起き上がろうとした鞠紗だが、母親に止められた。

「まだ安静にしてなさい」

「ん…でも…」

今、彼の傍にいてあげなければいけないような気がしてならない。


(玖羅加…)


けれど、身体が辛いのも本当で。


「お母さん…赤ちゃん、こっちに」

「はいよ」

放置されていた赤ん坊を抱き、母親が双子を鞠紗の隣に寝かせてあげる。

産婆や他の女性達は祝いの言葉も言わず、早々に部屋から出ていった。

「お母さんは、気持ち悪くないの?」

抱っこも嫌がられた双子の赤ん坊を、母親は抵抗もなく抱き上げてくれた。

「なに下らないこと気にしてんの。
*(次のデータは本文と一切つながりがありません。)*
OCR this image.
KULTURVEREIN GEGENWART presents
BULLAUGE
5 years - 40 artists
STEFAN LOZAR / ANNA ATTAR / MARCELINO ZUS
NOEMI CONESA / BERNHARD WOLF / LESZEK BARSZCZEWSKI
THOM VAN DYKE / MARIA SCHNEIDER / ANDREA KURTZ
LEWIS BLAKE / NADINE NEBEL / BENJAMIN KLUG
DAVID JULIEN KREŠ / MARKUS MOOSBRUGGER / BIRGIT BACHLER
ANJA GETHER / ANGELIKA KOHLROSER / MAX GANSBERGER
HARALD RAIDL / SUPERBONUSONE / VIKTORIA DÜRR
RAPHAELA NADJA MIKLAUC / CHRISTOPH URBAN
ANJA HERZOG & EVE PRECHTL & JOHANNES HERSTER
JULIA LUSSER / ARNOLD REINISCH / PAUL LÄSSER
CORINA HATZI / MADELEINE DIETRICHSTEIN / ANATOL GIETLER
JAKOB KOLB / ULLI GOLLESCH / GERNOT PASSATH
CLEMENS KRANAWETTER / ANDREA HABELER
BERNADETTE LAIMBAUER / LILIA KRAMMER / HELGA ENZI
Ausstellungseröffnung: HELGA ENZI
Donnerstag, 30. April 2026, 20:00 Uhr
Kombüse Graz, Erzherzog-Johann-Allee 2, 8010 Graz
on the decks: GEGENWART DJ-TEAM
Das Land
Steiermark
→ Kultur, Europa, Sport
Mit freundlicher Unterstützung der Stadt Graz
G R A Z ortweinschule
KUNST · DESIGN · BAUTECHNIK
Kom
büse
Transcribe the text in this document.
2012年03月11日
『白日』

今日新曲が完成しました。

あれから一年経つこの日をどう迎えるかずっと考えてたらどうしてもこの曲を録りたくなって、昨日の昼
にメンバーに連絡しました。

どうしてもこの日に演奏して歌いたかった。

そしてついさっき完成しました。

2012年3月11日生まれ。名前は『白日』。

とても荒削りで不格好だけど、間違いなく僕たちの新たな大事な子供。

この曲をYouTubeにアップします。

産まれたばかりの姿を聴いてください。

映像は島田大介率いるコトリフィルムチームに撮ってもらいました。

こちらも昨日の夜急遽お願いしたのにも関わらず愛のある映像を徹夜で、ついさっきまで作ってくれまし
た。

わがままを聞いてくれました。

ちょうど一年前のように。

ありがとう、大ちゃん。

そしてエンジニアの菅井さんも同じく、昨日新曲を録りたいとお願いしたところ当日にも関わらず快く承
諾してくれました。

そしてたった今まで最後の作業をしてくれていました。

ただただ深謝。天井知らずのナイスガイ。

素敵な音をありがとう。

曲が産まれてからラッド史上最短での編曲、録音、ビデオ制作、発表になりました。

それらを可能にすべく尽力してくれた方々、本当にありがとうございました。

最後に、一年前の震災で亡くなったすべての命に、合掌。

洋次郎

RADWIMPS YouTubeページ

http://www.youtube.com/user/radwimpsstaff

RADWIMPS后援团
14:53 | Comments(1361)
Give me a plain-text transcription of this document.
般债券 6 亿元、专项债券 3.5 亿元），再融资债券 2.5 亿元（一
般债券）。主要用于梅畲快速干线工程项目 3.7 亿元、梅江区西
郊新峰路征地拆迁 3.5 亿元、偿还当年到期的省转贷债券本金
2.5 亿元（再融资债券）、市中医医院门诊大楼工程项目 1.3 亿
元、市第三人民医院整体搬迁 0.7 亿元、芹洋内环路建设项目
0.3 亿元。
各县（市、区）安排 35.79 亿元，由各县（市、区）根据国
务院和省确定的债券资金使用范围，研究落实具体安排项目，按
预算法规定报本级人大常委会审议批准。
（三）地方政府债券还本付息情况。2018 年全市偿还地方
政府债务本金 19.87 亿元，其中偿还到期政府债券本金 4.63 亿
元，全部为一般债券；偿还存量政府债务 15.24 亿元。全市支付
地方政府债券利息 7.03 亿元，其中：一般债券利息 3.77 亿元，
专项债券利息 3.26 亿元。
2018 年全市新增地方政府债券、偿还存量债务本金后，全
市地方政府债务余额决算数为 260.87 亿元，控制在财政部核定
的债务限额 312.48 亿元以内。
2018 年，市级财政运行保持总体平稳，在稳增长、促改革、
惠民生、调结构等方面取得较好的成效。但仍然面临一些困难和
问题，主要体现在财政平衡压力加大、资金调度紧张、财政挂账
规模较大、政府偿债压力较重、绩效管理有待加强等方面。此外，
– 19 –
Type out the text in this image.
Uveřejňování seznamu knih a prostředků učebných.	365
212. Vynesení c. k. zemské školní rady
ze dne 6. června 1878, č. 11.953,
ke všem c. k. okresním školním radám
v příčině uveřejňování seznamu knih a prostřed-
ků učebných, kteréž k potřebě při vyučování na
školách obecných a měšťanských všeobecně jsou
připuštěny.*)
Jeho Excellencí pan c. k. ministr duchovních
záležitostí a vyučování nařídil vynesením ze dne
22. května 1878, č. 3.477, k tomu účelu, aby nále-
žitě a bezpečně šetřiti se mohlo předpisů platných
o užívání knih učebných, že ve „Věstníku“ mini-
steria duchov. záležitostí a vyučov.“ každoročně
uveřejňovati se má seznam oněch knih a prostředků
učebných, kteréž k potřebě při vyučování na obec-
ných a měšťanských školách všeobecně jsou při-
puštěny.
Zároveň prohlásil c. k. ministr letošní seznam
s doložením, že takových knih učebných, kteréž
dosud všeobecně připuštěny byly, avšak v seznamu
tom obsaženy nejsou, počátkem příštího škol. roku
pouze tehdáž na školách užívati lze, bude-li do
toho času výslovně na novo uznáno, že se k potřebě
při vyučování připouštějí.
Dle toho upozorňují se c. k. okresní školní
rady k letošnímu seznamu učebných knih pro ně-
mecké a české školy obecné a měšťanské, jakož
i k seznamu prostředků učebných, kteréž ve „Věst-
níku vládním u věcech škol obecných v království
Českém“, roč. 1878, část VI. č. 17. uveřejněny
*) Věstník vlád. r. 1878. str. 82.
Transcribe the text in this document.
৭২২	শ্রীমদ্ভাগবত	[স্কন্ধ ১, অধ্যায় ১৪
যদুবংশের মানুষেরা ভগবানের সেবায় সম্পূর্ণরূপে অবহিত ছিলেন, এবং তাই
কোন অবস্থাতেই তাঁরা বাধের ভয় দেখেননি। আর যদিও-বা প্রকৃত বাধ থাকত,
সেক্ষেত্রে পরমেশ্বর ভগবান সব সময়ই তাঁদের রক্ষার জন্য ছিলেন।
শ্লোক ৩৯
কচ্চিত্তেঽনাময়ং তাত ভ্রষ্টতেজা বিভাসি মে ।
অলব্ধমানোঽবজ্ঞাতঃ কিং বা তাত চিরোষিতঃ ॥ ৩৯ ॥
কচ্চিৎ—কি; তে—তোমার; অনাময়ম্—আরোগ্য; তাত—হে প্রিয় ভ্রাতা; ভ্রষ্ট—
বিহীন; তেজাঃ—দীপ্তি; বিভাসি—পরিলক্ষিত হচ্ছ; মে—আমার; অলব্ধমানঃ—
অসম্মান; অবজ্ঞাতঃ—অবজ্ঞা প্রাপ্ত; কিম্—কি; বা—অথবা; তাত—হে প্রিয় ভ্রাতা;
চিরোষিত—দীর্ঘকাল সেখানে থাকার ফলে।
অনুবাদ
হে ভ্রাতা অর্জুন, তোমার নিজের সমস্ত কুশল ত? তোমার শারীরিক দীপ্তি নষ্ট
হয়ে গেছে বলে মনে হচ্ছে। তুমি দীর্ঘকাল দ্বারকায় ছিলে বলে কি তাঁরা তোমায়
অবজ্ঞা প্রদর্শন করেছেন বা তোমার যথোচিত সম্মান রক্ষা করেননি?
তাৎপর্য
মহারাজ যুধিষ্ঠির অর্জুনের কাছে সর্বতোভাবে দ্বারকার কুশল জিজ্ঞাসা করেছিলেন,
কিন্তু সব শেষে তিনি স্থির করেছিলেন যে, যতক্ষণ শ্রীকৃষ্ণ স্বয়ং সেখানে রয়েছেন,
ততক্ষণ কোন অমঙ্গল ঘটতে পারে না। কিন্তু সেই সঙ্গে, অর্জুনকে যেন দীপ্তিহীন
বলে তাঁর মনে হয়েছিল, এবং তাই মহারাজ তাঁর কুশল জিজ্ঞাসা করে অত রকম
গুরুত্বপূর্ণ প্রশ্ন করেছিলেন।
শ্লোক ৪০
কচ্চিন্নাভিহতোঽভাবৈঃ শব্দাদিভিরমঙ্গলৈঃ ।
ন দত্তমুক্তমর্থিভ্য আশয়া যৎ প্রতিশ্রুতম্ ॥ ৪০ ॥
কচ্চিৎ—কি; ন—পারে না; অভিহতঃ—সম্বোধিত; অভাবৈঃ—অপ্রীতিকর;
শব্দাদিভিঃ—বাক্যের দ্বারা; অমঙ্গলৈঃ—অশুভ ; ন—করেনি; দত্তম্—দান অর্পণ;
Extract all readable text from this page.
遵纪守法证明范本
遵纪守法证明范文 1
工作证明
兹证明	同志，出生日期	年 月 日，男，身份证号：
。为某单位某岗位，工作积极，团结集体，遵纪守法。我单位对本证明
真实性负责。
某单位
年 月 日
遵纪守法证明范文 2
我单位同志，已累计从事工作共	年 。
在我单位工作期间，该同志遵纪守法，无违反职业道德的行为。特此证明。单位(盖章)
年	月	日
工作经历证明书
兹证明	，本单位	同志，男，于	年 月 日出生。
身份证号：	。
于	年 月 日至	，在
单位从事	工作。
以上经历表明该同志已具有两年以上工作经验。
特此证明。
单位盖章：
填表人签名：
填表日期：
この子達はあんたの子。私の孫よ?可愛いに決まってるじゃない」


母親の言葉が胸にストンと落ちてきた。


嬉しくて、安心して、鞠紗はボロボロと泣き出した。

「鞠紗、よく頑張ったわね。おめでとう」

温かい祝福の言葉。

産んで良かったと、鞠紗はこの瞬間に初めて思った。